The Corvera lab uses small amounts of human fat from different locations in the body to study cells called mesenchymal progenitors, which become fat cells. For this study, researchers will extract small amounts of abdominal fat and gluteal fat from patients with type 2 diabetes and controls without the disease.
Understanding the differences in genes expressed in mesenchymal progenitors from abdominal fat or gluteal fat and how they become different types of fat cells will help elucidate how different fat depots form, and if they vary between people with and without type 2 diabetes. It will also help explain why lower body fat is beneficial, and maybe recapitulate these beneficial effects in ways that can improve health.

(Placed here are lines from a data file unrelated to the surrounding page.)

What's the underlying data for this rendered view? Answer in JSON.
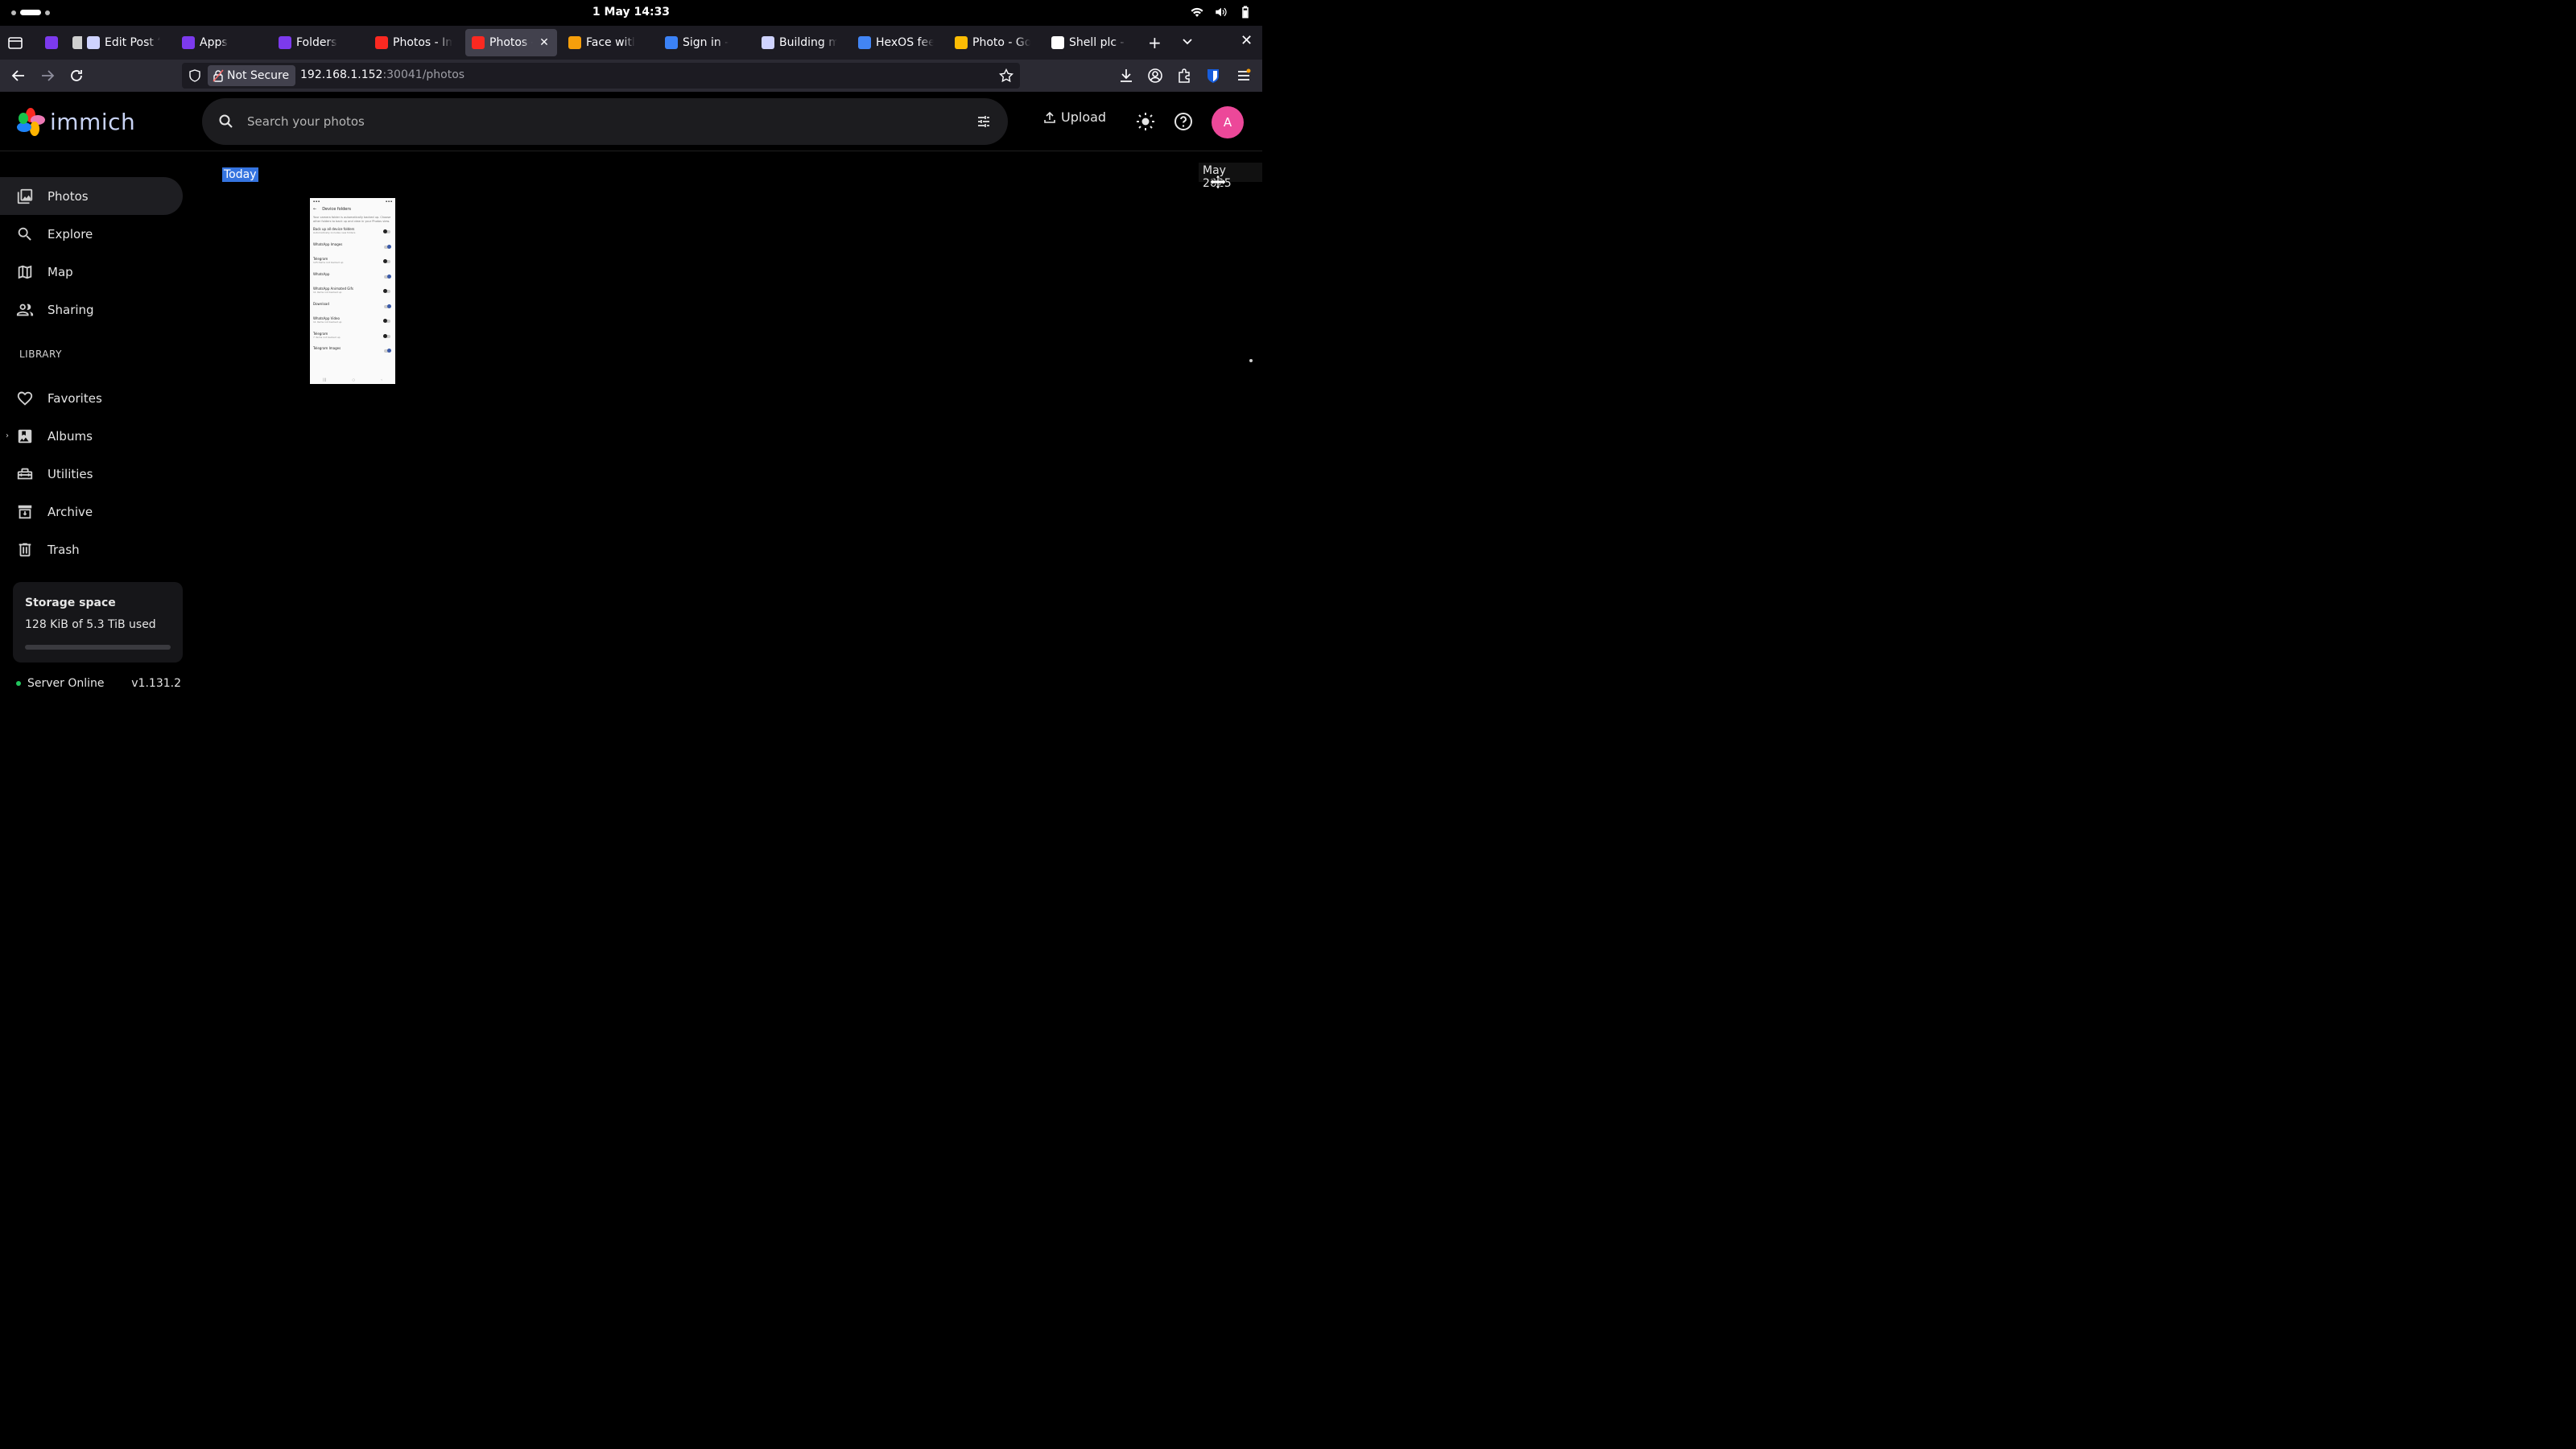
{
  "system": {
    "clock": "1 May  14:33"
  },
  "tabs": [
    {
      "title": "",
      "icon": "hexos-icon",
      "color": "#7c3aed"
    },
    {
      "title": "",
      "icon": "pin-icon",
      "color": "#cfcfcf"
    },
    {
      "title": "Edit Post “H",
      "icon": "wordpress-icon",
      "color": "#cfd3ff"
    },
    {
      "title": "Apps",
      "icon": "hexos-icon",
      "color": "#7c3aed"
    },
    {
      "title": "Folders",
      "icon": "hexos-icon",
      "color": "#7c3aed"
    },
    {
      "title": "Photos - Imr",
      "icon": "immich-icon",
      "color": "#fa2921"
    },
    {
      "title": "Photos - I",
      "icon": "immich-icon",
      "color": "#fa2921",
      "active": true
    },
    {
      "title": "Face witl",
      "icon": "emoji-icon",
      "color": "#f59e0b"
    },
    {
      "title": "Sign in -",
      "icon": "signin-icon",
      "color": "#3b82f6"
    },
    {
      "title": "Building my",
      "icon": "wordpress-icon",
      "color": "#cfd3ff"
    },
    {
      "title": "HexOS feedl",
      "icon": "docs-icon",
      "color": "#4285f4"
    },
    {
      "title": "Photo - Goo",
      "icon": "google-photos-icon",
      "color": "#fbbc04"
    },
    {
      "title": "Shell plc - W",
      "icon": "wikipedia-icon",
      "color": "#ffffff"
    }
  ],
  "navbar": {
    "not_secure": "Not Secure",
    "url_host": "192.168.1.152",
    "url_rest": ":30041/photos"
  },
  "header": {
    "logo_text": "immich",
    "search_placeholder": "Search your photos",
    "upload_label": "Upload",
    "avatar_initial": "A"
  },
  "sidebar": {
    "items": [
      {
        "label": "Photos",
        "active": true
      },
      {
        "label": "Explore"
      },
      {
        "label": "Map"
      },
      {
        "label": "Sharing"
      }
    ],
    "library_label": "LIBRARY",
    "library_items": [
      {
        "label": "Favorites"
      },
      {
        "label": "Albums"
      },
      {
        "label": "Utilities"
      },
      {
        "label": "Archive"
      },
      {
        "label": "Trash"
      }
    ],
    "storage": {
      "title": "Storage space",
      "used": "128 KiB of 5.3 TiB used",
      "fraction": 0.0
    },
    "server": {
      "status": "Server Online",
      "version": "v1.131.2"
    }
  },
  "timeline": {
    "group_label": "Today",
    "scrubber_label": "May 2025",
    "thumbnail": {
      "title": "Device folders",
      "description": "Your camera folder is automatically backed up. Choose other folders to back up and view in your Photos view.",
      "rows": [
        {
          "label": "Back up all device folders",
          "sub": "Automatically includes new folders",
          "on": false
        },
        {
          "label": "WhatsApp Images",
          "sub": "",
          "on": true
        },
        {
          "label": "Telegram",
          "sub": "125 items not backed up",
          "on": false
        },
        {
          "label": "WhatsApp",
          "sub": "",
          "on": true
        },
        {
          "label": "WhatsApp Animated Gifs",
          "sub": "11 items not backed up",
          "on": false
        },
        {
          "label": "Download",
          "sub": "",
          "on": true
        },
        {
          "label": "WhatsApp Video",
          "sub": "11 items not backed up",
          "on": false
        },
        {
          "label": "Telegram",
          "sub": "7 items not backed up",
          "on": false
        },
        {
          "label": "Telegram Images",
          "sub": "",
          "on": true
        }
      ]
    }
  }
}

“We are looking for why those differences exist, if they were there from the beginning and if they are influenced by environment,” said Corvera. “We’ll be able to study the cells as they develop and then we’ll be able to see how they form tissues and how that tissue affects the humanized mouse metabolism.”
In related research, the discovery of “beige” or “brite” fat has raised the possibility of new approaches to treating type 2 diabetes that harness beige fat’s ability to burn energy and accelerate metabolism. The Corvera lab has developed a method to generate the creation of beige fat cells in mice using precursor cells present in white fat from humans. When these cells were implanted in mice with diabetes, their metabolism improved.